For the more general case (more than one "1" in the array), we start initially with each "1" being its own green (and yellow) array, and grow them all simultaneously, merging the yellow and then green arrays when they meet. Constructing the arrays becomes a bit trickier to do in linear time, but is possible by using the fact that any multipermutation on a sub-interval of length m can only contain integers ≤m.

Anonymous said...

Let me describe an algorithm to find all maximal contiguous multipermutations in an array A[1..n]. Assume that the maximum value contained in A is at most n. Let <_t be the total order of the elements of A induced by a stable sort of A. Define the two arrays:

- L[i] = max{j | j precedes i and A[j] >_t A[i]}
- R[i] = min{j | j follows i and A[j] >_t A[i]}

L[i] (R[i]) remains undefined whenever the corresponding set of indices is empty.
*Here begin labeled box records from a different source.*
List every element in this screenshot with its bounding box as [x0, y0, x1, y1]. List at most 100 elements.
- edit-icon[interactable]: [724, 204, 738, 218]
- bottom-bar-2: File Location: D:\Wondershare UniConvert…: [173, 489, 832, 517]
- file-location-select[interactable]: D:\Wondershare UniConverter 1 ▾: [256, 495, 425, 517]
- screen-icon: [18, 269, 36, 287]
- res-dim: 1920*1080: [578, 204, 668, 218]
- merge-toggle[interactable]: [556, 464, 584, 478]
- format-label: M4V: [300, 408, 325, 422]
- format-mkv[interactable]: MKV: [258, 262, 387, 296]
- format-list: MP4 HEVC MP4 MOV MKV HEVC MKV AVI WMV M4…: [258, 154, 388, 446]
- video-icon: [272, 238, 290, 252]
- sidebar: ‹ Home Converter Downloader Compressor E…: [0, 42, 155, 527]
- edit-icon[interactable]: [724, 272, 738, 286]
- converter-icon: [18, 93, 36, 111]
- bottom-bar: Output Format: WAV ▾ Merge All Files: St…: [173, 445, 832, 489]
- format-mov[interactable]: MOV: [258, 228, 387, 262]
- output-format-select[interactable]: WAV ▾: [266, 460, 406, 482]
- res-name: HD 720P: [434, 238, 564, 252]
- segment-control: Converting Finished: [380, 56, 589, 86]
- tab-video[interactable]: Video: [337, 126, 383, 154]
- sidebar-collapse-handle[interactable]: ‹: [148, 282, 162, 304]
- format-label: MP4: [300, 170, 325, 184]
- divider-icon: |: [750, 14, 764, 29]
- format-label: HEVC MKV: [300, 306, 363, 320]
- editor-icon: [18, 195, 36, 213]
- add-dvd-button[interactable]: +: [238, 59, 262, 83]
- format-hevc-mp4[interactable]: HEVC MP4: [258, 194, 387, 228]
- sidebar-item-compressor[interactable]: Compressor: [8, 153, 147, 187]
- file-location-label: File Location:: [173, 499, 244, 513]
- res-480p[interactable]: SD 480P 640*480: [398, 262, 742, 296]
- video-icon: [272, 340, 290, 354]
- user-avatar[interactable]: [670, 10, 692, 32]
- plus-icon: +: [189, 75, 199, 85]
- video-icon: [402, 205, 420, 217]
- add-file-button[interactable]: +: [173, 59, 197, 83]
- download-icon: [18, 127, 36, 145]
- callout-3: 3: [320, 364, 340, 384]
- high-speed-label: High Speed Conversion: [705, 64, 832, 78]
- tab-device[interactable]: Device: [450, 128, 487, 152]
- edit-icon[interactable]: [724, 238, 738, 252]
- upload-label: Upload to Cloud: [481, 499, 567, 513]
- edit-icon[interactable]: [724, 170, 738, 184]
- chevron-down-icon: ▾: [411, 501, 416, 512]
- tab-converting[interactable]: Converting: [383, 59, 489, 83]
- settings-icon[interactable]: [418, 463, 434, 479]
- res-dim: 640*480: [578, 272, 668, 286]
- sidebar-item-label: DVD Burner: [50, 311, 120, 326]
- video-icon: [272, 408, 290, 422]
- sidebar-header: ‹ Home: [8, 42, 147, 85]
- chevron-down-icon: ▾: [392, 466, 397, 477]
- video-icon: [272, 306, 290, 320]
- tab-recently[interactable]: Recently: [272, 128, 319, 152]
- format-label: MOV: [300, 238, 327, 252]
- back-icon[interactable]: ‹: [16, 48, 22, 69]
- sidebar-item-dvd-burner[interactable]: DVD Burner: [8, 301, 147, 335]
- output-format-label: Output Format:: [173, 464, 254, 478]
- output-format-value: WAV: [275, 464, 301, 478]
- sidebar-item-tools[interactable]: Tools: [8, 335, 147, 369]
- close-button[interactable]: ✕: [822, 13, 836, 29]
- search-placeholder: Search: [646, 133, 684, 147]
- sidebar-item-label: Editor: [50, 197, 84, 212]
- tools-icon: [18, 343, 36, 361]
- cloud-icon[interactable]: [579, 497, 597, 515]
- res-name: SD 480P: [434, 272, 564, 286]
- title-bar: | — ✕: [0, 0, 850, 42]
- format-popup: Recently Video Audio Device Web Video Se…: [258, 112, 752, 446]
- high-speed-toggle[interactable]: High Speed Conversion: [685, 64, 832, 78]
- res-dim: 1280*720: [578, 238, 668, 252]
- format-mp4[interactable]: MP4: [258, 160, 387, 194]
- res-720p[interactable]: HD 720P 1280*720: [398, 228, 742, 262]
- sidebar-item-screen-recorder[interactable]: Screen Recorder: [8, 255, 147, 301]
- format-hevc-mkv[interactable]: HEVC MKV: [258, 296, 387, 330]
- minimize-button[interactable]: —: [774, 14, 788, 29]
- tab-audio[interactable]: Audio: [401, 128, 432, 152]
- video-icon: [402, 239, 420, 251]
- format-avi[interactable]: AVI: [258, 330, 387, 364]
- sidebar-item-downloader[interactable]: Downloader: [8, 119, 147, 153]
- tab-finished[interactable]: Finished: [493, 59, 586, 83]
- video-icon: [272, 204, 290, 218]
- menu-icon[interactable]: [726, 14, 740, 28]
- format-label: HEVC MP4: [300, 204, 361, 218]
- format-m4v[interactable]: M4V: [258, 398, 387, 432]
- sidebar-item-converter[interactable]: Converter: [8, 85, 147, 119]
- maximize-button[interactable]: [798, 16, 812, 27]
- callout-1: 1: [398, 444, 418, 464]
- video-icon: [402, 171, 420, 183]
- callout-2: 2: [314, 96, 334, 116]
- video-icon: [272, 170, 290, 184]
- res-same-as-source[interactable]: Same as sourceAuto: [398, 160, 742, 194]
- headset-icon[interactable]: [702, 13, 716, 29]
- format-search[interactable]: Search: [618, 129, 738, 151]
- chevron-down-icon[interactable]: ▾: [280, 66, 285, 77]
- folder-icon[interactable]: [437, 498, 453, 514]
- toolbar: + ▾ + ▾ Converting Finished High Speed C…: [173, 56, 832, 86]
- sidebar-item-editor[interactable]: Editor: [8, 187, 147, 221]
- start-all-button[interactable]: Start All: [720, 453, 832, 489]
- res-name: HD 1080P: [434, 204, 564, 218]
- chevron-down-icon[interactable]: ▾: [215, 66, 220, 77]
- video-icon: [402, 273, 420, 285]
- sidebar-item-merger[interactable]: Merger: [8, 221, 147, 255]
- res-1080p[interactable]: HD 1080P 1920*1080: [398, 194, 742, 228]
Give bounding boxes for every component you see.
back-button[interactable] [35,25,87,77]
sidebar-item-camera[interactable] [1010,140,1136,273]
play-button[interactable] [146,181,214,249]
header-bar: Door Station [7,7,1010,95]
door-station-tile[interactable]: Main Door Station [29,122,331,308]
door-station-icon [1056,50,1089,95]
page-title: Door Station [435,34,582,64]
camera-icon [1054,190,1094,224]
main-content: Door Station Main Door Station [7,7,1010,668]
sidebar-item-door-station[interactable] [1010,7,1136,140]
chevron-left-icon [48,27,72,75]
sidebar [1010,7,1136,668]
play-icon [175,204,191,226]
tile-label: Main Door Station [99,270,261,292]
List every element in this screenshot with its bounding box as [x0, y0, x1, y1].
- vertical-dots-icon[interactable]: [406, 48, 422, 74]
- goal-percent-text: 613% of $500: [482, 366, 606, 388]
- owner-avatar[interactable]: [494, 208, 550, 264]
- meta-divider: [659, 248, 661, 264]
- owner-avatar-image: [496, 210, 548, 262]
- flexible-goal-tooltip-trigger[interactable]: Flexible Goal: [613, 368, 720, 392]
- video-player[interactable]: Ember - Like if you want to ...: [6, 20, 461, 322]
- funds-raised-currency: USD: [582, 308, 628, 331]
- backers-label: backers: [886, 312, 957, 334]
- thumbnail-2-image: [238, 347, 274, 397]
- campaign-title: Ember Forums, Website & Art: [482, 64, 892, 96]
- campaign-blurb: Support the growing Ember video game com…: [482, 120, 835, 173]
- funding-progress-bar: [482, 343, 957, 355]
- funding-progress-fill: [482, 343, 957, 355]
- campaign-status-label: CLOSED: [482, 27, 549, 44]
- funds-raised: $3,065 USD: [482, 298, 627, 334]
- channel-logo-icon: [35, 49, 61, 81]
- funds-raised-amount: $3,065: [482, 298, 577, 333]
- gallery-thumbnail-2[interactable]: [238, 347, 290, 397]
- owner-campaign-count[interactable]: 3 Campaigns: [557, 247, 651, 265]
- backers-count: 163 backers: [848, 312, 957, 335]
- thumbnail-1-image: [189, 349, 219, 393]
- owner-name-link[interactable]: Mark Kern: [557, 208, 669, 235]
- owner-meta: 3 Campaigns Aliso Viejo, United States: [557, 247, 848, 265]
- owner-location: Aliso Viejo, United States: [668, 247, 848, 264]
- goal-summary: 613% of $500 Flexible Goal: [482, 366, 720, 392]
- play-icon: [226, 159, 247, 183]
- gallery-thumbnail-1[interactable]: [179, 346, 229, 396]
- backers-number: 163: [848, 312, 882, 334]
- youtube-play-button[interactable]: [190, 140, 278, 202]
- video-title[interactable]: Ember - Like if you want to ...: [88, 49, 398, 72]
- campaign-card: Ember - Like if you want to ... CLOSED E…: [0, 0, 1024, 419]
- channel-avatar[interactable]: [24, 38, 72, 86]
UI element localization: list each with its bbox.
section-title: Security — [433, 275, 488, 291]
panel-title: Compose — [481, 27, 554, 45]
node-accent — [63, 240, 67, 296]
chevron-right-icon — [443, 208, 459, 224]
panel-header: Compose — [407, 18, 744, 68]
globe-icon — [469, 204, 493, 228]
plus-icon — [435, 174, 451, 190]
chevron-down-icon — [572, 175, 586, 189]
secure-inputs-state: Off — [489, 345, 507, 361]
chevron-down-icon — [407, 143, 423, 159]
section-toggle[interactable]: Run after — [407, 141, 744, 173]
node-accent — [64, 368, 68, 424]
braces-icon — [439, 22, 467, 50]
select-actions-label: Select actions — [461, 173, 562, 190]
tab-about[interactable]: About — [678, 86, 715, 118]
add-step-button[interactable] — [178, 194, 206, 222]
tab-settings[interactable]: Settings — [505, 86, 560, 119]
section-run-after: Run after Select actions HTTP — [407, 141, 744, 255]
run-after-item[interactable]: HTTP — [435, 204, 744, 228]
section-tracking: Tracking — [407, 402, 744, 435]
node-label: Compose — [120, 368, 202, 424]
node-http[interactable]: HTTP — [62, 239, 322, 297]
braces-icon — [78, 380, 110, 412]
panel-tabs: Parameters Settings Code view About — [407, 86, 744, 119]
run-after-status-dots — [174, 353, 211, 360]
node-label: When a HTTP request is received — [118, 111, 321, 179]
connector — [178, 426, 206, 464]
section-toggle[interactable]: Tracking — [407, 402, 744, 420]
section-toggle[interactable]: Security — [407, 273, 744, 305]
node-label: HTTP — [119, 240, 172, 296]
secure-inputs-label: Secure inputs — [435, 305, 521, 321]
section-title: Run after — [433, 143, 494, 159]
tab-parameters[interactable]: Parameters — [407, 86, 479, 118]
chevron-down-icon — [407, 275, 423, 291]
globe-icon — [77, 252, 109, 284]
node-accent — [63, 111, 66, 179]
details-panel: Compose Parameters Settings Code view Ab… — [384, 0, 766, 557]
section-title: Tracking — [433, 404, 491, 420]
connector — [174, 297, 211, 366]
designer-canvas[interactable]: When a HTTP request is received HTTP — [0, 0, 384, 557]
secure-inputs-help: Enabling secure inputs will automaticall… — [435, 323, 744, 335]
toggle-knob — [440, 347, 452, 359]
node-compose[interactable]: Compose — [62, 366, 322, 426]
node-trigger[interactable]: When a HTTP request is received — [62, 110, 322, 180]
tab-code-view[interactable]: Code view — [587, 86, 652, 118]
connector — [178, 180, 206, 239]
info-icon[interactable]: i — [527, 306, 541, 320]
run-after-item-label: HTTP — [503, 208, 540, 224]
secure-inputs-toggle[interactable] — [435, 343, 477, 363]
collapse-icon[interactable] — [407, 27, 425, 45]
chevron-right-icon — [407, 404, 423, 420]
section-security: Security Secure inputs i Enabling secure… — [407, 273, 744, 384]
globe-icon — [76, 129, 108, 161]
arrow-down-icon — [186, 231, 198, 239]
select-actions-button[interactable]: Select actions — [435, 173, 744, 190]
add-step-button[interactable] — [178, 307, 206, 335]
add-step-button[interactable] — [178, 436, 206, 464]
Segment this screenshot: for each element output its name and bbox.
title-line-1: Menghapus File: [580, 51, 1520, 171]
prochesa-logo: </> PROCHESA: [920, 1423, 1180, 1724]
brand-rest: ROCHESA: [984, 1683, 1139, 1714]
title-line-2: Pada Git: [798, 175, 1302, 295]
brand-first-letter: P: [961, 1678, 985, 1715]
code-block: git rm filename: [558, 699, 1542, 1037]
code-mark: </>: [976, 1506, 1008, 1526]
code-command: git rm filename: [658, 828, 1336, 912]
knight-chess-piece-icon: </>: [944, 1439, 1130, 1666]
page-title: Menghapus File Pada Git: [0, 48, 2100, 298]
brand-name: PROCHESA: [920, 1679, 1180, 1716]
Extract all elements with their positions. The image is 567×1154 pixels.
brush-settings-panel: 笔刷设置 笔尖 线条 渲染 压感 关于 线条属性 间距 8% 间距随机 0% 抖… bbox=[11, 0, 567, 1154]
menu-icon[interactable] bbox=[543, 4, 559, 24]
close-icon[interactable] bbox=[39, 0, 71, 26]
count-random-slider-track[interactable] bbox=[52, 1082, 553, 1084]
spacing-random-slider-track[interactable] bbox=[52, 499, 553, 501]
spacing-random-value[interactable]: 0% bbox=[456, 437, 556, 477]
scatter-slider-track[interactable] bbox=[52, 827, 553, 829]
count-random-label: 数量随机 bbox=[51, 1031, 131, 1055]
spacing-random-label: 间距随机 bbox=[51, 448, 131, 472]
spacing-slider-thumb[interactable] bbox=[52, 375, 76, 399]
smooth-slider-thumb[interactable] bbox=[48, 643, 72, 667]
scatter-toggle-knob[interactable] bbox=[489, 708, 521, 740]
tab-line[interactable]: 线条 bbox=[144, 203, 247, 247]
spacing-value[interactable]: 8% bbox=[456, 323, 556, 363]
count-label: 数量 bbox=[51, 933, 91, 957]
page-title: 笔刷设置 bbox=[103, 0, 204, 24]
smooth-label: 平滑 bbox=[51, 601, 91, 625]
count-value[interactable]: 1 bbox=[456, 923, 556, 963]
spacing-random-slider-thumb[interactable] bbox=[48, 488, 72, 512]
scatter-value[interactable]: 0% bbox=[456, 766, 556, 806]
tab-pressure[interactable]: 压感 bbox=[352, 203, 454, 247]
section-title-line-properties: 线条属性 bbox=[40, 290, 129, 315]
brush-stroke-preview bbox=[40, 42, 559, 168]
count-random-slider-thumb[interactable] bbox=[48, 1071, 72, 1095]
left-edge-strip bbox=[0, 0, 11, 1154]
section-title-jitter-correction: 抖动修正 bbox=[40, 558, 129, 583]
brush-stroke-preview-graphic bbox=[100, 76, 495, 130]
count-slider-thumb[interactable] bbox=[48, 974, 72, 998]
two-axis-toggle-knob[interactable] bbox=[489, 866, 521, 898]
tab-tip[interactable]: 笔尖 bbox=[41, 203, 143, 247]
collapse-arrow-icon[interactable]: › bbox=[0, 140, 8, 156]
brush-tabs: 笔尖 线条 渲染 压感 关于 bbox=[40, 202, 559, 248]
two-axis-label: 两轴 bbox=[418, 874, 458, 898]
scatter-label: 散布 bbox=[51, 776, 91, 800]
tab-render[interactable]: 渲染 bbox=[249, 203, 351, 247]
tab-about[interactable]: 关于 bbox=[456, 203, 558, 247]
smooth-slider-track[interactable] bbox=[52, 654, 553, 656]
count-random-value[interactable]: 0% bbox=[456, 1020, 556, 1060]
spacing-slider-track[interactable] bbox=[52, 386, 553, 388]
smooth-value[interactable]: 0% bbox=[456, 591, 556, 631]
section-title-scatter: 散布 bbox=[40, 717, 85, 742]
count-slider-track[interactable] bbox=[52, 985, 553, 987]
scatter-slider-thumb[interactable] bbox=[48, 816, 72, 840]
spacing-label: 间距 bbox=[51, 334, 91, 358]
Both L and R can be computed in linear time using a classic stack-based algorithm.

The algorithm mantains a collection of disjoint sets of indices of A and, for each set S, the value min(S) = min{A[e]| e in S}. All the required operations can be supported in O(1) time using a simple table based representation. Here is the pseudo-code:


Add set {m}, where m is the index of maximum element;

Scan elements of A\{m} in descending order of <_t {

c = index of current element;

//at least one among L[c], R[c] is defined
x = (A[L[c]] <_t A[R[c]])? L[c]: R[c];

//x has been already inserted
Locate set S containing x;

if(A[c] >= min(S)-1) {
Insert c into S and Update min(S);
} else { Add new set {c}; }

}

At the end of the algorithm the set of contiguous maximal multiperms of A coincides with the collection of sets having minimum = 1.

Mihai said...

@Dan: First I should apologize that I did not have the energy to think about your solution more. It sounds quite different from the ones I've thought about, but it seems there are gaps which are non-obvious to fill out.

A friend of mine who tried to understand it wrote back:

"I think it could be correct, in principle. But I'm missing several details to get O(n) running time, especially as Dan skips too quickly the main case of several 1s (for a single 1, the solution is correct). I think merging those subarrays could work out. But it seems you need the following data structure query: find the largest index containing element X, where the index is <= some K. Such queries seem to require superconstant time (predecessor search). These queries appear necessary when you merge two subarrays, and their endpoints change."

Mihai said...

Anon, are you sure you have the proper data-structure support to make this algorithm O(n)?

Anonymous said...

You just need an array reporting for each element the id of the containing set, and another array associating each id with the min of the set. O(n) space and O(1) time for each operation.